His admission has been the most candid admission of guilt to come out of the steroid era since Jose Canseco published his first book on the subject. Unlike those who were outed by the list (Sammy Sosa), or those who tested positive but never explained themselves or tried to blame others (Rafael Palmeiro), he flat out said he did steroids and when he did them (including during the 1998 season).
He also showed the greatest contrition of any admitted or outed steroid user thus far. He expressed regret for doing it. Honestly, I think he’s been regretting it since his de facto pleading of the Fifth Amendment before Congress in 2002. Not ready to admit it, but not willing to lie about it, he instead told Congress under oath that he wasn’t there to "talk about the past”.
So the journey that began when Jose Canseco supposedly jammed a needle in Mark’s rear end early on in Oakland has finally come full circle. It’s an admission eight years in the making. It’s long overdue, but at the same time, welcomed.
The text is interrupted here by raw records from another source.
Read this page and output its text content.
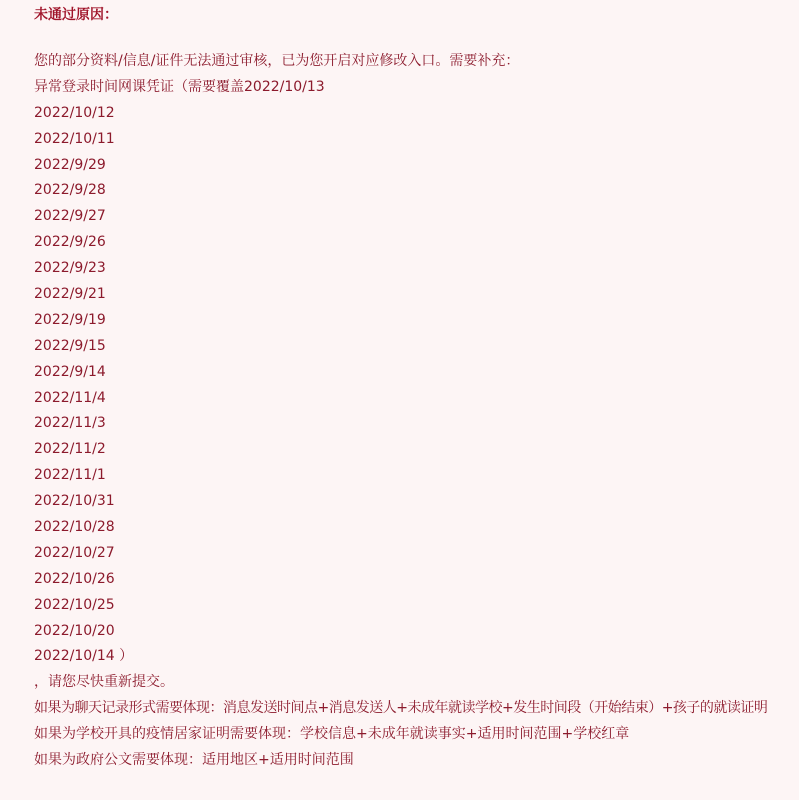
未通过原因：
您的部分资料/信息/证件无法通过审核，已为您开启对应修改入口。需要补充：
异常登录时间网课凭证（需要覆盖2022/10/13
2022/10/12
2022/10/11
2022/9/29
2022/9/28
2022/9/27
2022/9/26
2022/9/23
2022/9/21
2022/9/19
2022/9/15
2022/9/14
2022/11/4
2022/11/3
2022/11/2
2022/11/1
2022/10/31
2022/10/28
2022/10/27
2022/10/26
2022/10/25
2022/10/20
2022/10/14 ）
，请您尽快重新提交。
如果为聊天记录形式需要体现：消息发送时间点+消息发送人+未成年就读学校+发生时间段（开始结束）+孩子的就读证明
如果为学校开具的疫情居家证明需要体现：学校信息+未成年就读事实+适用时间范围+学校红章
如果为政府公文需要体现：适用地区+适用时间范围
I know there will be a lot of people who will feel anger for this. For many, it will be yet another ripping-off of the bandage over the steroid era of baseball. But I’m tired of that pain. Long ago, I gave up being angry about the admissions and the revelations. I pretty much assume steroids were widespread in baseball through the 1990s and move on with my life.
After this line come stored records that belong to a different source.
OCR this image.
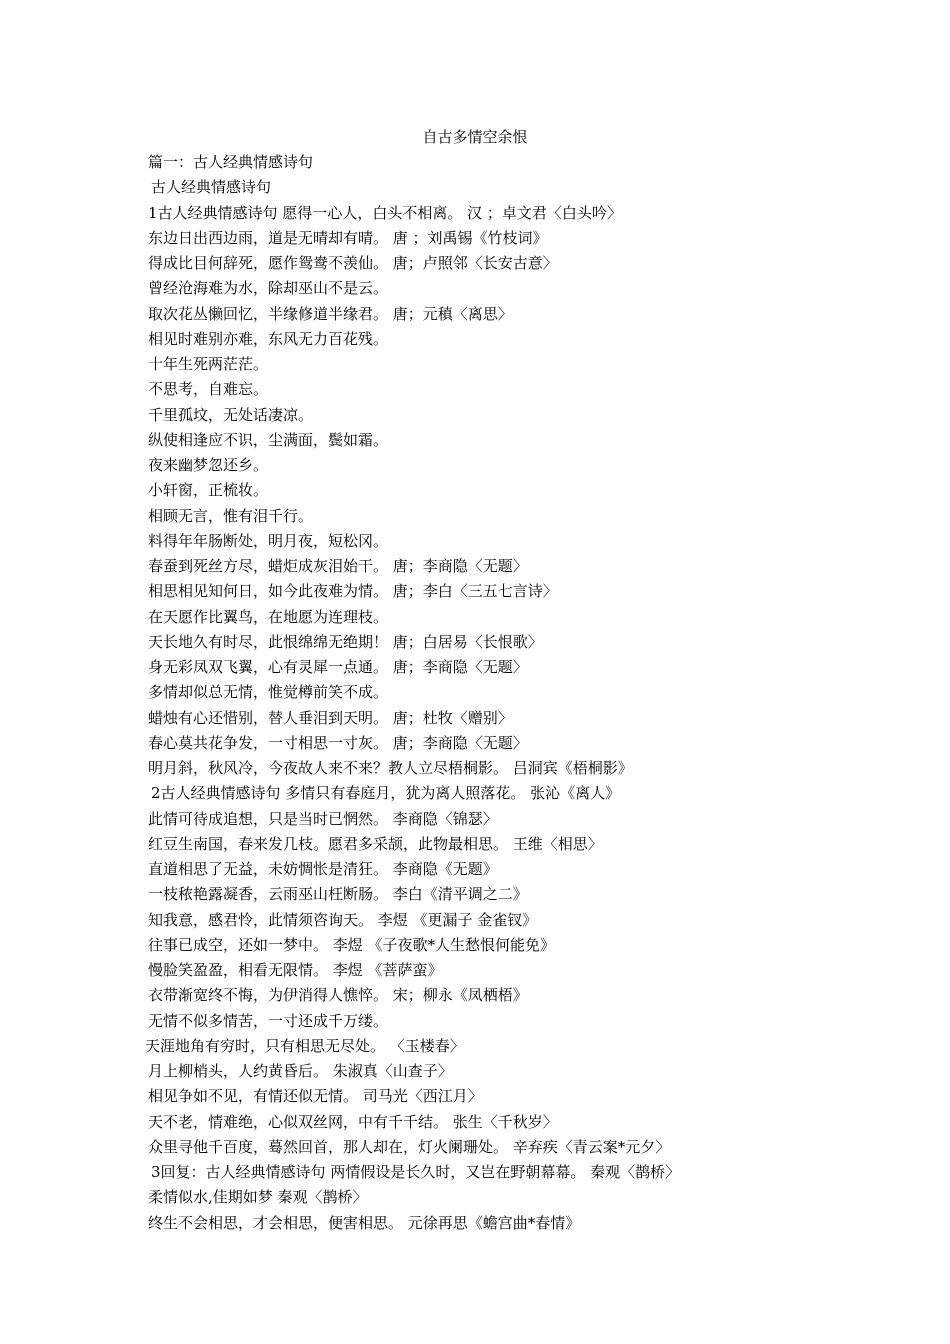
自古多情空余恨
篇一：古人经典情感诗句
古人经典情感诗句
1古人经典情感诗句 愿得一心人，白头不相离。 汉 ；卓文君〈白头吟〉
东边日出西边雨，道是无晴却有晴。 唐 ；刘禹锡《竹枝词》
得成比目何辞死，愿作鸳鸯不羡仙。 唐；卢照邻〈长安古意〉
曾经沧海难为水，除却巫山不是云。
取次花丛懒回忆，半缘修道半缘君。 唐；元稹〈离思〉
相见时难别亦难，东风无力百花残。
十年生死两茫茫。
不思考，自难忘。
千里孤坟，无处话凄凉。
纵使相逢应不识，尘满面，鬓如霜。
夜来幽梦忽还乡。
小轩窗，正梳妆。
相顾无言，惟有泪千行。
料得年年肠断处，明月夜，短松冈。
春蚕到死丝方尽，蜡炬成灰泪始干。 唐；李商隐〈无题〉
相思相见知何日，如今此夜难为情。 唐；李白〈三五七言诗〉
在天愿作比翼鸟，在地愿为连理枝。
天长地久有时尽，此恨绵绵无绝期！ 唐；白居易〈长恨歌〉
身无彩凤双飞翼，心有灵犀一点通。 唐；李商隐〈无题〉
多情却似总无情，惟觉樽前笑不成。
蜡烛有心还惜别，替人垂泪到天明。 唐；杜牧〈赠别〉
春心莫共花争发，一寸相思一寸灰。 唐；李商隐〈无题〉
明月斜，秋风冷，今夜故人来不来？教人立尽梧桐影。 吕洞宾《梧桐影》
2古人经典情感诗句 多情只有春庭月，犹为离人照落花。 张沁《离人》
此情可待成追想，只是当时已惘然。 李商隐〈锦瑟〉
红豆生南国，春来发几枝。愿君多采颉，此物最相思。 王维〈相思〉
直道相思了无益，未妨惆怅是清狂。 李商隐《无题》
一枝秾艳露凝香，云雨巫山枉断肠。 李白《清平调之二》
知我意，感君怜，此情须咨询天。 李煜 《更漏子 金雀钗》
往事已成空，还如一梦中。 李煜 《子夜歌*人生愁恨何能免》
慢脸笑盈盈，相看无限情。 李煜 《菩萨蛮》
衣带渐宽终不悔，为伊消得人憔悴。 宋；柳永《凤栖梧》
无情不似多情苦，一寸还成千万缕。
天涯地角有穷时，只有相思无尽处。 〈玉楼春〉
月上柳梢头，人约黄昏后。 朱淑真〈山查子〉
相见争如不见，有情还似无情。 司马光〈西江月〉
天不老，情难绝，心似双丝网，中有千千结。 张生〈千秋岁〉
众里寻他千百度，蓦然回首，那人却在，灯火阑珊处。 辛弃疾〈青云案*元夕〉
3回复：古人经典情感诗句 两情假设是长久时，又岂在野朝幕幕。 秦观〈鹊桥〉
柔情似水,佳期如梦 秦观〈鹊桥〉
终生不会相思，才会相思，便害相思。 元徐再思《蟾宫曲*春情》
It feels kind’ve like The Shawshank Redemption. Like Ellis Redding, so eloquently played by Morgan Freeman, giving his soliloquy on regret and remorse, and the true meaning of rehabilitation, at his 40th year parole hearing. The question is, will his contrition set Mark McGwire free?
It all depends on how you are willing to weigh his merits. You obviously cannot weigh his merits historically, though there’s no way of knowing just how far back, or how huge, the influence of steroids is since nobody tested before 2001, and testing wasn’t regular until 2002. But if you weigh his merits as one of the dominant players of his era, it has a little more weight to the argument.
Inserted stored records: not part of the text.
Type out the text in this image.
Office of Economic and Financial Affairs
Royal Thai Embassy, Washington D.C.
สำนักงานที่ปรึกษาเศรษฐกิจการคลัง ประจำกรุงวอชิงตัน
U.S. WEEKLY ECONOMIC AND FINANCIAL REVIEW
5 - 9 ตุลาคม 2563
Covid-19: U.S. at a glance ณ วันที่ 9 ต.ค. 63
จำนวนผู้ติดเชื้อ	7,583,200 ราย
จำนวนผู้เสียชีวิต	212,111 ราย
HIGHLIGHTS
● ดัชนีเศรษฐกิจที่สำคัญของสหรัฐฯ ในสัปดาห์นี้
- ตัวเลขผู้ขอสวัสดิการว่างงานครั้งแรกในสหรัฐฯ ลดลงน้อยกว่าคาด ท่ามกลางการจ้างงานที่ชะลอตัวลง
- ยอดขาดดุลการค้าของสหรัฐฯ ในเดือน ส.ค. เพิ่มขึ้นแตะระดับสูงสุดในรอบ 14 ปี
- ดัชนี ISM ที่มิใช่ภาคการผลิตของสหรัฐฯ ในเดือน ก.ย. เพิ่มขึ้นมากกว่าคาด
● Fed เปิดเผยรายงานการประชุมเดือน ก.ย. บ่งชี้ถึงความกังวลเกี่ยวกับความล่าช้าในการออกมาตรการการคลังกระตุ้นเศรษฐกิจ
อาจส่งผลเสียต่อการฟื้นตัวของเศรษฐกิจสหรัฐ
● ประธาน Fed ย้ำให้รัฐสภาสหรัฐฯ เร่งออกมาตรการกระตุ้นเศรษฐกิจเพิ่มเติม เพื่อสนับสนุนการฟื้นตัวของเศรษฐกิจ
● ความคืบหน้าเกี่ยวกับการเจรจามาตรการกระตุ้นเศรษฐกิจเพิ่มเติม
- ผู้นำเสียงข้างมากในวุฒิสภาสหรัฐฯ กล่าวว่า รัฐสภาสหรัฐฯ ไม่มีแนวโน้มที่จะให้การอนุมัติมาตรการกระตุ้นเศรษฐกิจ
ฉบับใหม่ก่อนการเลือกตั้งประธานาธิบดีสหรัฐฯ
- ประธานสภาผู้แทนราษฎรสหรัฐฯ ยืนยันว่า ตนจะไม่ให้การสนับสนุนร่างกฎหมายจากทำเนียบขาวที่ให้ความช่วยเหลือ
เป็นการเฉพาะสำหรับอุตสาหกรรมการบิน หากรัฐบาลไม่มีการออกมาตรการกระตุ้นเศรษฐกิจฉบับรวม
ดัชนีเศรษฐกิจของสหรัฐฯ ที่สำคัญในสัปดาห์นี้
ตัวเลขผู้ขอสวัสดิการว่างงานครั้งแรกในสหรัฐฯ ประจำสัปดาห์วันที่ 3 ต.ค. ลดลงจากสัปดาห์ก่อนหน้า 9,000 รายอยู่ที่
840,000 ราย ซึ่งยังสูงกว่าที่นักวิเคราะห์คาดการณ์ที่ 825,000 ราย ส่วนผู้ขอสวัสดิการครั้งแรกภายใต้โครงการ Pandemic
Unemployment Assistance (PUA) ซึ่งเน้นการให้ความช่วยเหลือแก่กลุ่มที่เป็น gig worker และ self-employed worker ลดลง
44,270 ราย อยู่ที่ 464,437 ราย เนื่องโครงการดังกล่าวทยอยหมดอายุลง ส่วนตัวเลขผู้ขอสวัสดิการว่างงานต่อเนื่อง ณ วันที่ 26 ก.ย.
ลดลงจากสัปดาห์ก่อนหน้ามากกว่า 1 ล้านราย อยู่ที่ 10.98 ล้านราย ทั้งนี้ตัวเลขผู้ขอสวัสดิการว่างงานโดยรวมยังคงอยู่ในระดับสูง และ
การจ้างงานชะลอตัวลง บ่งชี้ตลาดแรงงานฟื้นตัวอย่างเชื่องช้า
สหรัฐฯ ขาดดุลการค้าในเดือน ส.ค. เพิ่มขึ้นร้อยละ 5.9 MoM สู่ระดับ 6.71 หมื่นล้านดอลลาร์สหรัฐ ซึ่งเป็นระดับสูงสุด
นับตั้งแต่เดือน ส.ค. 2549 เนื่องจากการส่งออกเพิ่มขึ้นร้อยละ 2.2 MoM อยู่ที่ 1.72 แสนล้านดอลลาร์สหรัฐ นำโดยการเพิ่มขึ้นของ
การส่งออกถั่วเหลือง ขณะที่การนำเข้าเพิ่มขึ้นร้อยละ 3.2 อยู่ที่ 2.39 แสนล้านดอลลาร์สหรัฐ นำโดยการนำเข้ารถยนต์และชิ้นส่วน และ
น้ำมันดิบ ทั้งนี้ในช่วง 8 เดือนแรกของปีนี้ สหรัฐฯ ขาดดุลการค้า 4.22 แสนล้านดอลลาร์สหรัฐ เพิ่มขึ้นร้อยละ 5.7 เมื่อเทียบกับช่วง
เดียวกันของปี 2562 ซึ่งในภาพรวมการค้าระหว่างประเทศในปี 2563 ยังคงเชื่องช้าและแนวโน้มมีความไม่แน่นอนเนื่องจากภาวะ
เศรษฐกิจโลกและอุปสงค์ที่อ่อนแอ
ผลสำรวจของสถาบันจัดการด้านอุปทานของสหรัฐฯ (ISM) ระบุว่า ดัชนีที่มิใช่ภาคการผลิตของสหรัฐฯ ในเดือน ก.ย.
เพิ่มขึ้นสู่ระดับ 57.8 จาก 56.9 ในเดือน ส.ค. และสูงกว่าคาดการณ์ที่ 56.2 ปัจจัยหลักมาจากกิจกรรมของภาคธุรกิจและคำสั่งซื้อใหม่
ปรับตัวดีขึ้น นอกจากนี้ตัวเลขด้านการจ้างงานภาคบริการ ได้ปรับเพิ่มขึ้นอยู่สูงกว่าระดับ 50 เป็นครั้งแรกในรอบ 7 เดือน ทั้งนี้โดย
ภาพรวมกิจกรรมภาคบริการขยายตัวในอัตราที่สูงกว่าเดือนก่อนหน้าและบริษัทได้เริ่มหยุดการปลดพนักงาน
Do I think he gets in? No. Maybe in the future through the Veterans Committee, but the current BBWAA voters’ pool is too tainted by the spectre of the steroid era to allow anybody who is even remotely alleged to have done steroids in. No Mark McGwire. No Rafael Palmeiro. No Sammy Sosa. No Manny Ramirez. No Barry Bonds.
Would he have my vote? Yes. I think he meets the criteria of being among the most dominant players of his era–the steroid era.
He never actually lied about using steroids when pressed on it. It’s not like Pete Rose, who lied about gambling on baseball for over 15 years and then sold the truth in a book. It’s not like Barry Bonds, who continues to fight allegations of steroids in courts even though a vast majority of people do not believe he was ever clean.
It does not feel quite as bad with Mark McGwire, who clammed up and simply dodged the subject. It must have been Hell for him, not feeling ready to admit it but not willing to lie about it. I can’t help but feel sorry for him.
Hopefully he will be permitted to do his penance now as a coach for the St. Louis Cardinals. It probably won’t save his Hall of Fame credentials, but it should permit him to at least rebuild his reputation as a man and as a baseball player.
There is still one burning question left for me. Because in my mind, I believe steroids were widespread in the 1990s. I don’t believe everybody did them, but I do believe a large number of baseball players did.
The only thing that angers me is that the higher-ups continue to deny knowledge of steroid use during that time. In my opinion, the apparent usage is way too widespread for nobody in a front office capacity to have known about it.
Are Bud Selig, Fay Vincent and Bob DuPuy as wracked with guilt as Mark McGwire has been?